Remix.run Logo
giancarlostoro 4 hours ago

> (starts to get a bit dumb above 160k ish)

If open models can ever hold roughly 600k token windows, I'll be really excited, I found that around 300 ~ 400k of Claude reading through your codebase results in better outputs. I also have Claude read official docs instead of "guessing" as to how to do something.

StevenWaterman 3 hours ago | parent | next [-]

I think we'll get there. Right now it works for me, because I'm naturally pretty verbose in my prompts, and know the codebase well, so I know what it needs to look at. Plus subagents for anything exploratory.

I think deepseek v4 pro has 1m context and does pretty well up to around 600k. But if you have the hardware to run that locally, you already know

Even then if there's a smaller model with 1M context, you'll need a ton of RAM to actually run it at full 1M. I guess that's why you don't see it too much. Anyone that could run Qwen 3.6 27B with 1m context would be better off running a much bigger model with smaller context instead, in the same amount of VRAM.

In terms of optimizing further, huge context + KV quantization sounds like a terrible idea, but there's some decent innovation in sparse attention, KV cache rotation allowing Q8 to perform nearly as well as full 16-bit precision, plus some ideas around offloading KV cache to system RAM (but I'm skeptical)
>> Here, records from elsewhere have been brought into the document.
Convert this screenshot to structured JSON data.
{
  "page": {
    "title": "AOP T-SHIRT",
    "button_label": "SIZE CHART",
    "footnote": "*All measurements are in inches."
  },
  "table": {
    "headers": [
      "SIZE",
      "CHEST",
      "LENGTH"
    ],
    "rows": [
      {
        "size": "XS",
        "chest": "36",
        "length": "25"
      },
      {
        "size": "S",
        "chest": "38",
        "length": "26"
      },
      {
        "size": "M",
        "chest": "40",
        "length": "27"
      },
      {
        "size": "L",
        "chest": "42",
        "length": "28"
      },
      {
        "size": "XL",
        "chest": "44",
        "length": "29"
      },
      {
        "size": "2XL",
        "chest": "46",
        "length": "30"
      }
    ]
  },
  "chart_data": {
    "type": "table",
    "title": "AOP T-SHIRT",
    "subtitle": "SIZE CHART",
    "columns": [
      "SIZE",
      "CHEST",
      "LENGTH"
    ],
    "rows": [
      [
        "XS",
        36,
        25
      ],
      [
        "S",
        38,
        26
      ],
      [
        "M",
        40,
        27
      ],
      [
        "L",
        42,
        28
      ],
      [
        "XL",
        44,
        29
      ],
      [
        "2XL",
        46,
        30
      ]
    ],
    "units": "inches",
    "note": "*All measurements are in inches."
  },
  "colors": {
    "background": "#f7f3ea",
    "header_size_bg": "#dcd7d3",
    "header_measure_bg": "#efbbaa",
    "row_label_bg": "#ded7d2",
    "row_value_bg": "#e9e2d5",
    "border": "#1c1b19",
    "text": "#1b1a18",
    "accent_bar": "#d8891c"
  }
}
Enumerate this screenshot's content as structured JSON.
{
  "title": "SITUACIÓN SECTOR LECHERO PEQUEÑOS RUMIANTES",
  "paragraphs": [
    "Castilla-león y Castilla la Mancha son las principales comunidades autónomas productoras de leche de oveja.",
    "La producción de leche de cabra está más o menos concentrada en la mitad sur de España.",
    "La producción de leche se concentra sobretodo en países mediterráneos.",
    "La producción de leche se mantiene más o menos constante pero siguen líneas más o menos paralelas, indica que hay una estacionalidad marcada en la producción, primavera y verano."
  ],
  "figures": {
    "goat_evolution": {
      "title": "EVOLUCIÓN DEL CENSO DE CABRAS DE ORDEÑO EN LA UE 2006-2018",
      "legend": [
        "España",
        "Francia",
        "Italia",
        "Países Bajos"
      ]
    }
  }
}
zozbot234 3 hours ago | parent [-]

DeepSeek V4 (both Flash and Pro) has very good scaling of context length wrt. RAM use, so this is not an inherent limit of LLMs in general.

0xc133 3 hours ago | parent | prev | next [-]

With yarn and rope scaling arguments for llama.cpp you could run qwen3.6-27B with 1M context… if you have enough memory to store it.

cyanydeez 3 hours ago | parent | prev [-]

I don't really think you're making reasonable decisions at that size; but I suppose if you're not allowed to refactor it, maybe.

I think the way these models work excludes sane behaviors the larger the context gets as each token introduces potential ambiguities between "USER" and "SYSTEM" messages leading to all the catastrophic behaviors.

Anyway, with AMD395+ I'm finding ~100k is both speed and context usefulness unless it's scoped tightly. with opencode, I manage it with dynamic context pruning: https://github.com/Opencode-DCP/opencode-dynamic-context-pru... ; then anything I touch ends up being refactored so context doesn't get bloated with unecessary functions, etc.

Obviously, this isn't compatible with certain business codebases, so I can see why bloat meets bloat.